Sexual Harassment Personal Injury Questions

What actually constitutes sexual harassment?

In legal terms, sexual harassment is an unwelcome sexual advance or conduct on the job that creates an intimidating, hostile, or offensive work environment. Sexually harassing behavior can range from repeated offensive or belittling jokes to outright sexual assault.

I'm being sexually harassed at work. What should I do?

Tell the harasser to stop. Surprisingly often - some experts say up to 90% of the time - this works. When confronted directly, harassment is especially likely to end if it is at a fairly low level (i.e., off-color jokes, minor comments about your appearance or repeated requests for dates after you have said no). Clearly stating that you want the offensive behavior to stop is a crucial first step if you later choose to take more formal action against the harasser. Give serious thoughts to documenting what's going on by keeping a journal. Your case will be stronger if you can later prove that the harassment continued after you confronted the harasser.

What if the harassment does not stop even after I have confronted the harasser?

If the harasser has ignored your requests to stop or if you are uncomfortable talking to the harasser face-to-face, write a succinct letter demanding an end to the behavior and be sure to save a copy. If that does not end the harassment, escalate your complaint within the company. Check your company's employee handbook or personnel policies, or ask someone in the human resources department how to file a complaint.
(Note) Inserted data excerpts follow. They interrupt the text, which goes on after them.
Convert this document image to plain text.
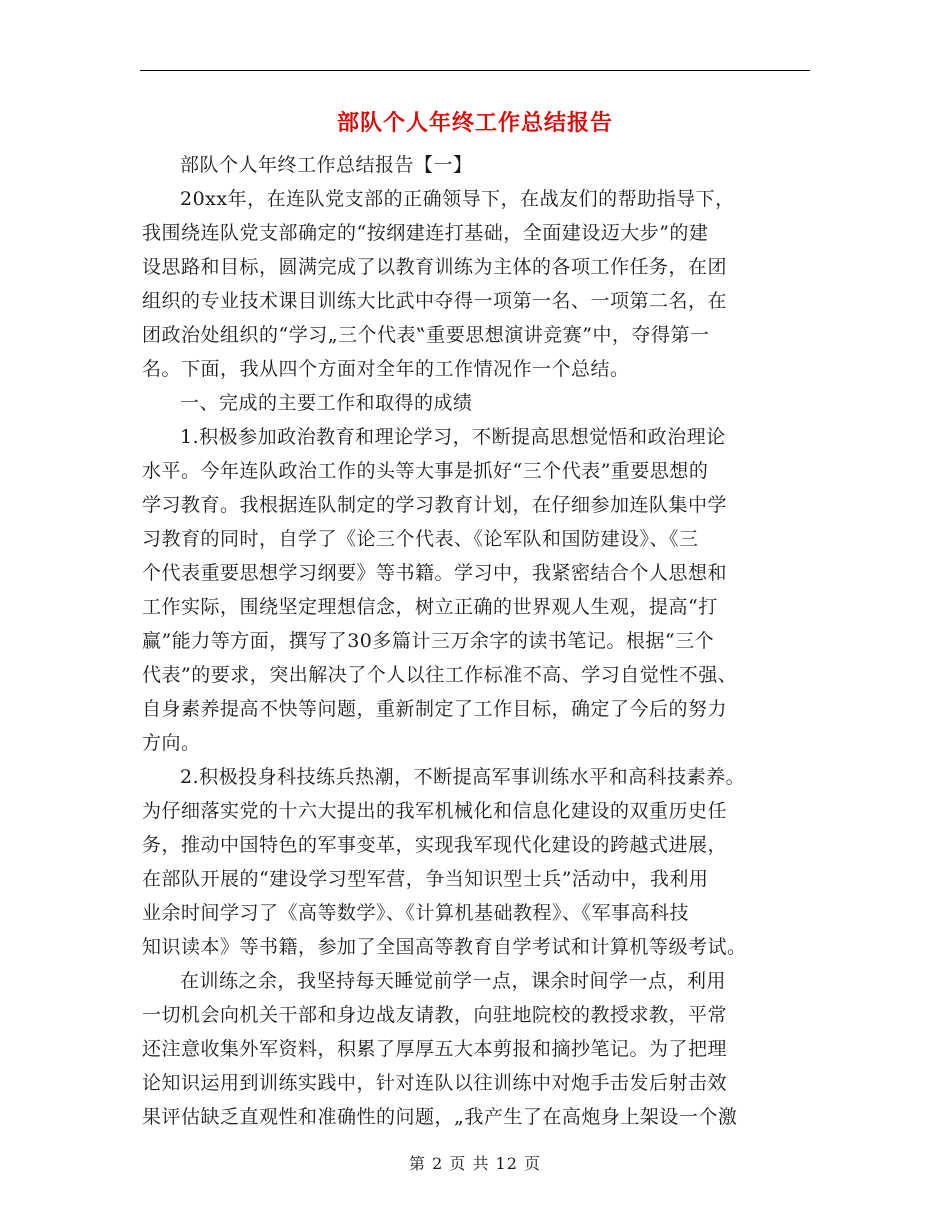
部队个人年终工作总结报告
部队个人年终工作总结报告【一】
20xx年，在连队党支部的正确领导下，在战友们的帮助指导下，
我围绕连队党支部确定的“按纲建连打基础，全面建设迈大步”的建
设思路和目标，圆满完成了以教育训练为主体的各项工作任务，在团
组织的专业技术课目训练大比武中夺得一项第一名、一项第二名，在
团政治处组织的“学习„三个代表‟重要思想演讲竞赛”中，夺得第一
名。下面，我从四个方面对全年的工作情况作一个总结。
一、完成的主要工作和取得的成绩
1.积极参加政治教育和理论学习，不断提高思想觉悟和政治理论
水平。今年连队政治工作的头等大事是抓好“三个代表”重要思想的
学习教育。我根据连队制定的学习教育计划，在仔细参加连队集中学
习教育的同时，自学了《论三个代表、《论军队和国防建设》、《三
个代表重要思想学习纲要》等书籍。学习中，我紧密结合个人思想和
工作实际，围绕坚定理想信念，树立正确的世界观人生观，提高“打
赢”能力等方面，撰写了30多篇计三万余字的读书笔记。根据“三个
代表”的要求，突出解决了个人以往工作标准不高、学习自觉性不强、
自身素养提高不快等问题，重新制定了工作目标，确定了今后的努力
方向。
2.积极投身科技练兵热潮，不断提高军事训练水平和高科技素养。
为仔细落实党的十六大提出的我军机械化和信息化建设的双重历史任
务，推动中国特色的军事变革，实现我军现代化建设的跨越式进展，
在部队开展的“建设学习型军营，争当知识型士兵”活动中，我利用
业余时间学习了《高等数学》、《计算机基础教程》、《军事高科技
知识读本》等书籍，参加了全国高等教育自学考试和计算机等级考试。
在训练之余，我坚持每天睡觉前学一点，课余时间学一点，利用
一切机会向机关干部和身边战友请教，向驻地院校的教授求教，平常
还注意收集外军资料，积累了厚厚五大本剪报和摘抄笔记。为了把理
论知识运用到训练实践中，针对连队以往训练中对炮手击发后射击效
果评估缺乏直观性和准确性的问题，„我产生了在高炮身上架设一个激
第 2 页 共 12 页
Although you may be tempted to skip this step, don't give in to temptation. The U.S. Supreme Court has said that if an employee fails to use the company's internal complaint procedure to make the company aware of (and give the employer a chance to correct) the problem, one cannot later hold the company liable in a lawsuit for his or her harassment. If your company does not have a formal complaint procedure, you should still put the company on notice by telling your superior or sending a letter to a company executive.